Just want to thank Mike521w for sharing his module code and answering all the questions. I haven't installed the module but I did appreciate reading the code and learning from it.

CSRF tokens are an extra bit of validation that prevents cross site scripts from forging first party cookies. Yet, a sophisticated bot can penetrate CSRF. GoogleReCaptcha works but as you know needs to be validated on the server. Your module is the only and best solution.

I know that you have invested a lot of time in this thread and it is sometimes a thankless job -- but THANK YOU!

alphabet no problem, I'm glad it's helpful so far! : )

Just an additional thought for the thread. Cloudflare, even the $20/mo plan, allows you to create custom web application firewall rules and apply them to specific URI's. A very useful first step for sites that are being attacked with credential testing is the ability to place a javascript challenge in front of the customer login page alone; legit customers who click on it will see a 'testing your browser' screen for a few seconds then the login page will appear like normal. Most bots cannot make it past that because they don't behave like real browsers, and then real shoppers don't have to deal with the captcha hassle. You can also dial up captcha as an option, without code changes on the site side.

Also have the shadow theme and discovered 100's of weird customer accounts tonight. The name looks like parts of encryption. No address. Is the new miva 10 able to do something about this?

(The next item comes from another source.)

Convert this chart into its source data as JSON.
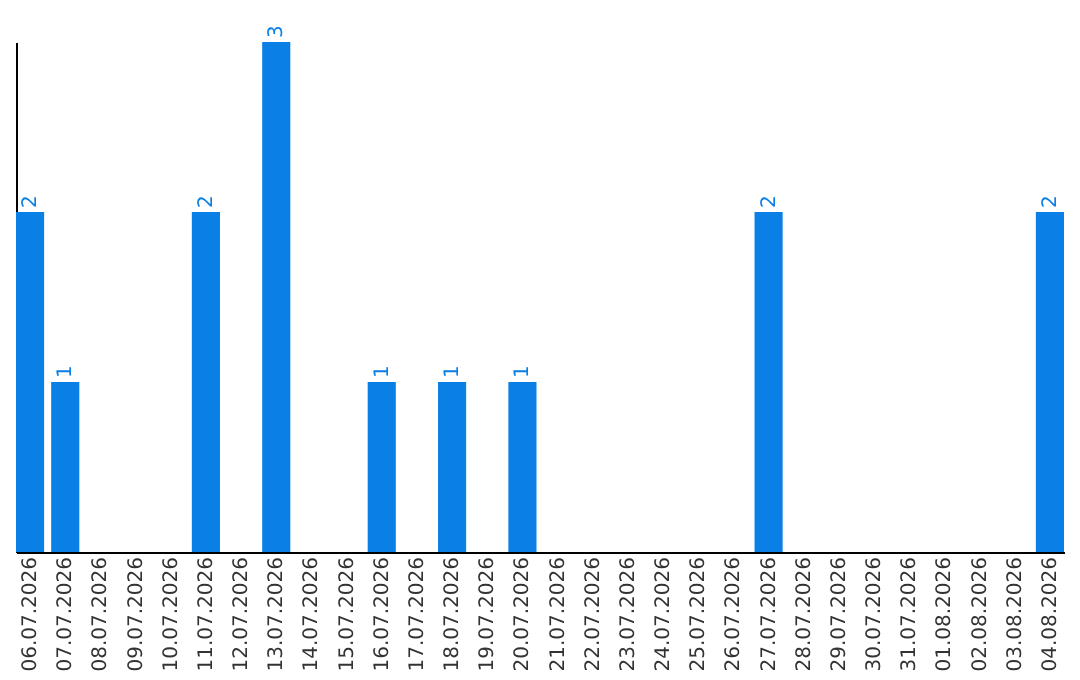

It would be possible to add a recaptcha to that screen; this is not a built-in feature of the account login screen, so would require adding some code to the page rather than a checkbox. Personally I'm not a big fan of that option because it could inconvenience some shoppers. The cloudflare option where you could apply the few second javascript-based browser check to your account registration URL would be preferable because there's no click here to confirm you're a human, or check which boxes contain traffic lights.

Where are we at with this? We're getting slammed with fake registrations. Is there some convenient, effective solution to stop this?